A big ⭐⭐⭐⭐⭐s to Jennifer Brasington-Crowley’s “Nightingale” – the final book in her touching Stillwaters series.
Find a copy here: https://www.amazon.com/gp/product/B09PZ7QYVG/
🎸 The Last Installment in the Stillwaters Series Delivers a Wonderfully Satisfying Ending
The third book in the Stillwaters series, “Nightingale,” brings with it all the elements readers fell in love with in books one and two. It’s also the companion book to “Hell’s Bells” – the capstone in the intertwined Raven Song series. In both, readers will discover characters moving seamlessly back and forth between the two final installments. This dual release was a brilliant initiative by author Jennifer Brasington-Crowley. I chose to read “Hell’s Bells” first, then “Nightingale.” The character-couple focus in “Nightingale” is husband and wife team, Jay Nightingale and Cayman Stillwater.
In the first installment of the Stillwaters series, the author introduces a light amount of paranormal influence into the storyline. Readers who shy away from such themes take heart: It’s a slender layer that pulls the story – and the series – together. Brasington-Crowley carried those same paranormal aspects forward in her second book, then brought it into “Nightingale” – although to a gentler degree. Still, I was thrilled to see this golden thread weaving some of the pages of “Nightingale” together. The author’s handling of this somewhat dreamy substory about Cayman’s previously doomed relationship (in book one) was delicate, respectful, and lovely.
A bit of the supernatural also comes in the form of Alistair Stillwater, Cayman’s outspoken and maybe-clairvoyant brother. The author excels in character development, and Alistair is one who, for me, shines. In fact, I want more Alistair. Whenever he appears on the page, I can’t get enough. Yet again, here Brasington-Crowley practices restraint – giving us just enough of Alistair’s snark and wit without turning him into a caricature of himself.
Additionally, the author uses Alistair magnificently as the court jester – he gets away with saying what needs to be said (often with shocking lines) to make things better for those around him. This writing device allows the author to spin a scene or a storyline toward the resolution she wants to give. And it works.
A challenge the author handled masterfully was moving forward along the timeline of Jay and Cayman’s life together. Readers don’t always easily follow along when years have suddenly gone by in a blink. It can be exceptionally difficult to jump ahead by weeks and months, but years? Brasington-Crowley pulled it off with ease by focusing on the milestones of childhood: Birth, language development, birthdays, etc. I daresay it’s one of the best examples of bringing the reader through the years – while still keeping them in the story – that I’ve ever seen.

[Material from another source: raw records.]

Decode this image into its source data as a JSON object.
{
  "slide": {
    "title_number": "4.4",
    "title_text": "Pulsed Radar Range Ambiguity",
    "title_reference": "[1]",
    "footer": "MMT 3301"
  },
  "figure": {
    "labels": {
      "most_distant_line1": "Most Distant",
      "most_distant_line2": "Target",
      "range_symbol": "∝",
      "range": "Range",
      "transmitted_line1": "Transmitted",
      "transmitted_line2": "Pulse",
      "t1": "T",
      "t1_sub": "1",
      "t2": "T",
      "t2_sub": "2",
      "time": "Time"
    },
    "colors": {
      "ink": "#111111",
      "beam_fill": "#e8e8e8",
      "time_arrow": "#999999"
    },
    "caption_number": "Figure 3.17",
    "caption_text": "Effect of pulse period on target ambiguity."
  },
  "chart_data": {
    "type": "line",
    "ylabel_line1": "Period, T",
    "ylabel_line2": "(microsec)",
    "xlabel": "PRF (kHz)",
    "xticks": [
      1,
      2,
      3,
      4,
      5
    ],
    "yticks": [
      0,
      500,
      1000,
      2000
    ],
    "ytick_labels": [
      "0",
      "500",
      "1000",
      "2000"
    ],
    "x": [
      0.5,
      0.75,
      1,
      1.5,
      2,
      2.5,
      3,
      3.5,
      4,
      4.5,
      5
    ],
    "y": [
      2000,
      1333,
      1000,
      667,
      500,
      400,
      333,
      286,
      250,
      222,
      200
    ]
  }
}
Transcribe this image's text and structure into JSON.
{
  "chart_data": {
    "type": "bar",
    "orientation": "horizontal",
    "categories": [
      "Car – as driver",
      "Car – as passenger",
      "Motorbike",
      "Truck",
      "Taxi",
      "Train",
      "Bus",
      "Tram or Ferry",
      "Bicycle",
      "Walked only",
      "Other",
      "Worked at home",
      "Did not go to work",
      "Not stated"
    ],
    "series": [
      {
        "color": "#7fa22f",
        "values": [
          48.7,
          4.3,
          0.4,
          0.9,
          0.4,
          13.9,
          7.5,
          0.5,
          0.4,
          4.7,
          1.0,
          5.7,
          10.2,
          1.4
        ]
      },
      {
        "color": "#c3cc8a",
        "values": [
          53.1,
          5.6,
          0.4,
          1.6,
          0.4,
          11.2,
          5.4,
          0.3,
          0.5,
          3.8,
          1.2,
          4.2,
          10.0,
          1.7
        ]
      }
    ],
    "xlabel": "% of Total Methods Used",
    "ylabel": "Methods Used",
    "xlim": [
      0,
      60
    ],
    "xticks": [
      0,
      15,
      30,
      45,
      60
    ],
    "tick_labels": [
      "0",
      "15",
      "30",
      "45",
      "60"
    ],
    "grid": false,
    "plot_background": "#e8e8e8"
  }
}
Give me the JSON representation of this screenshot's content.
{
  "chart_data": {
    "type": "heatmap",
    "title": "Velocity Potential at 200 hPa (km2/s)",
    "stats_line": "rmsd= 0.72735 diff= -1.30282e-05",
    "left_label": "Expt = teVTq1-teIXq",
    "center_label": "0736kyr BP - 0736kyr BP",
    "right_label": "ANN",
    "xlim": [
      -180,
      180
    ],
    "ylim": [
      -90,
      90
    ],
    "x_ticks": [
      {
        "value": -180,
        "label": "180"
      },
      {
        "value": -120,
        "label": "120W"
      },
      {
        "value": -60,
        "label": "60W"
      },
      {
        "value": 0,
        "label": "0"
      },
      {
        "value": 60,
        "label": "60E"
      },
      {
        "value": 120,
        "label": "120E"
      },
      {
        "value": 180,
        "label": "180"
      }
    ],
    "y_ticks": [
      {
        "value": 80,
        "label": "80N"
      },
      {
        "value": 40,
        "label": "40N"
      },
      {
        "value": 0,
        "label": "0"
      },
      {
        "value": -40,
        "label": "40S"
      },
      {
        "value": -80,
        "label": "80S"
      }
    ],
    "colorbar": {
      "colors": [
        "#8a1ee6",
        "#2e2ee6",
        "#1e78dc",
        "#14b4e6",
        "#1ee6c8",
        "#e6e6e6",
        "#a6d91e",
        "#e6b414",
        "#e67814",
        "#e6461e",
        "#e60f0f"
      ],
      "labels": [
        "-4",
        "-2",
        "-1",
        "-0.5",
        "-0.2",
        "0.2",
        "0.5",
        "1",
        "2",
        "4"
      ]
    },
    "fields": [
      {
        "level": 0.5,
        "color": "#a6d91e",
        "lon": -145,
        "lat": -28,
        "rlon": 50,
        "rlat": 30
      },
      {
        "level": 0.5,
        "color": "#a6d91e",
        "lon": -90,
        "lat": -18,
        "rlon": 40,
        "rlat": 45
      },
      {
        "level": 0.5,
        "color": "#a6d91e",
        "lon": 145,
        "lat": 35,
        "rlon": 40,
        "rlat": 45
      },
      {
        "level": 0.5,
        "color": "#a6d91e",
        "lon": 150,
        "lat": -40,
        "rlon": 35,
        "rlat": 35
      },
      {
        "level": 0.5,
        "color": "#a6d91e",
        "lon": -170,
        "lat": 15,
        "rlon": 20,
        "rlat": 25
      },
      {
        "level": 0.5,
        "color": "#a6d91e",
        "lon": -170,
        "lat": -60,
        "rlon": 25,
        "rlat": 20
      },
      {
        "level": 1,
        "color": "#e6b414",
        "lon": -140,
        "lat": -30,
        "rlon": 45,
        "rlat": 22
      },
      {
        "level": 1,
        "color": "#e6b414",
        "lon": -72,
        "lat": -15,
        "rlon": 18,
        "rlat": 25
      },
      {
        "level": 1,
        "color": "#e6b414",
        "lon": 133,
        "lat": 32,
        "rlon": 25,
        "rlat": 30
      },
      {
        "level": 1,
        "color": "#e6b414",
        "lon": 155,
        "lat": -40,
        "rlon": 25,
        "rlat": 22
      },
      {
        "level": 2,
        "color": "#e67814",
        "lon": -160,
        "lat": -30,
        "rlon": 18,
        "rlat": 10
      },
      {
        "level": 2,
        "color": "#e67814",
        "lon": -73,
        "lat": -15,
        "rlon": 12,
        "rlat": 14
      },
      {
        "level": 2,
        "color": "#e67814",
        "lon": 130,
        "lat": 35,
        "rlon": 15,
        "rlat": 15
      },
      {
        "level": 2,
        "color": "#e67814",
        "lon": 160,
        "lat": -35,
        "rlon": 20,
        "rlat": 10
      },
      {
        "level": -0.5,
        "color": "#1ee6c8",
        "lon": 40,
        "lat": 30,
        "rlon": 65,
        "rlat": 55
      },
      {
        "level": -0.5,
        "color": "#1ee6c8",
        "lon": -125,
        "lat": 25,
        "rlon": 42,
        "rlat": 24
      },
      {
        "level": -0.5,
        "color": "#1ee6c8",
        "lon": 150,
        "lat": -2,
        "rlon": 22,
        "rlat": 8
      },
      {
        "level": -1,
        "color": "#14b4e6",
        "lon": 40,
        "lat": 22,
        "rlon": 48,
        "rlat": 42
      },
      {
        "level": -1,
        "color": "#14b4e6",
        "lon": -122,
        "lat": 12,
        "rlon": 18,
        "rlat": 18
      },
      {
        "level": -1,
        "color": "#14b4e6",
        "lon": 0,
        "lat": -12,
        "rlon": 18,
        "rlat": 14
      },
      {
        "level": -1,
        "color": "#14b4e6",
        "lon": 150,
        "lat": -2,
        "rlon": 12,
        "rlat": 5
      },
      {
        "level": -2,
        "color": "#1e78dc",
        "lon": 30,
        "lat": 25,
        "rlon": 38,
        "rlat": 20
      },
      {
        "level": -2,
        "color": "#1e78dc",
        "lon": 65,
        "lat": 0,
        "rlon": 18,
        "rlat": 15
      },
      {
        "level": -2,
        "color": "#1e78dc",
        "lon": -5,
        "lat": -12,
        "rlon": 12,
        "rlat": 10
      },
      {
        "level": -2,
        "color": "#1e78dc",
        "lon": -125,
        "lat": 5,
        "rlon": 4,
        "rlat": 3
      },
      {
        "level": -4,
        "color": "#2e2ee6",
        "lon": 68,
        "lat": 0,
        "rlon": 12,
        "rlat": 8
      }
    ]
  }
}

As for relationships, the author moved the bond between Jay and Cayman forward as well. Both count significant exes in their history – both loving and not – and I was thrilled to see how the author handles the “nots.” She didn’t belabor the point with long, drawn-out scenes. As for the past loving relationships, Brasington-Crowley handled the reunion between Jay and a (sort of) lost love perfectly. Bittersweet at times, but the resolution was a good one – and believable, which made it even better.
Throughout this book, the author displays her prowess of taking a handful of words and arranging them in such a way that the impact is significant – or, cracks open the imagery she would like you to see in your head. Here is one of my favorites: “They call Las Vegas the city that doesn’t sleep, but Los Angeles was its kissing cousin, the city that’s always awake.” Perfect.
Another one of my favorites: “… he laughed a chittery laugh like his parents were crickets.” I loved that one.
I don’t include spoilers in my reviews, but be prepared to walk through some difficult times with Cayman and Jay as a couple as they face loss and fear together. It is heart-wrenching and at times painful to witness (as the reader), but Brasington-Crowley has never shied away from hard subjects. People don’t always get what they want, and the author allows that to happen in “Nightingale.”
The ending of this book was a lot of fun (for me) because Brasington-Crowley closely blended the final chapter of “Nightingale” with the end of “Hell’s Bells” – again, a fabulous move. Also, the last decision made by Jay and Cayman about their future together was immensely satisfying. The author had two choices – and both were valid – but I’m glad she wrote the story’s wrap-up in the way that she did.
Five stars to this capstone! If you haven’t yet picked up this series, check out “Stillwaters” and “Cayman Island” (one of my favorite books of all time – period). You won’t be able to stop yourself from becoming a fan of Jennifer Brasington-Crowley’s work!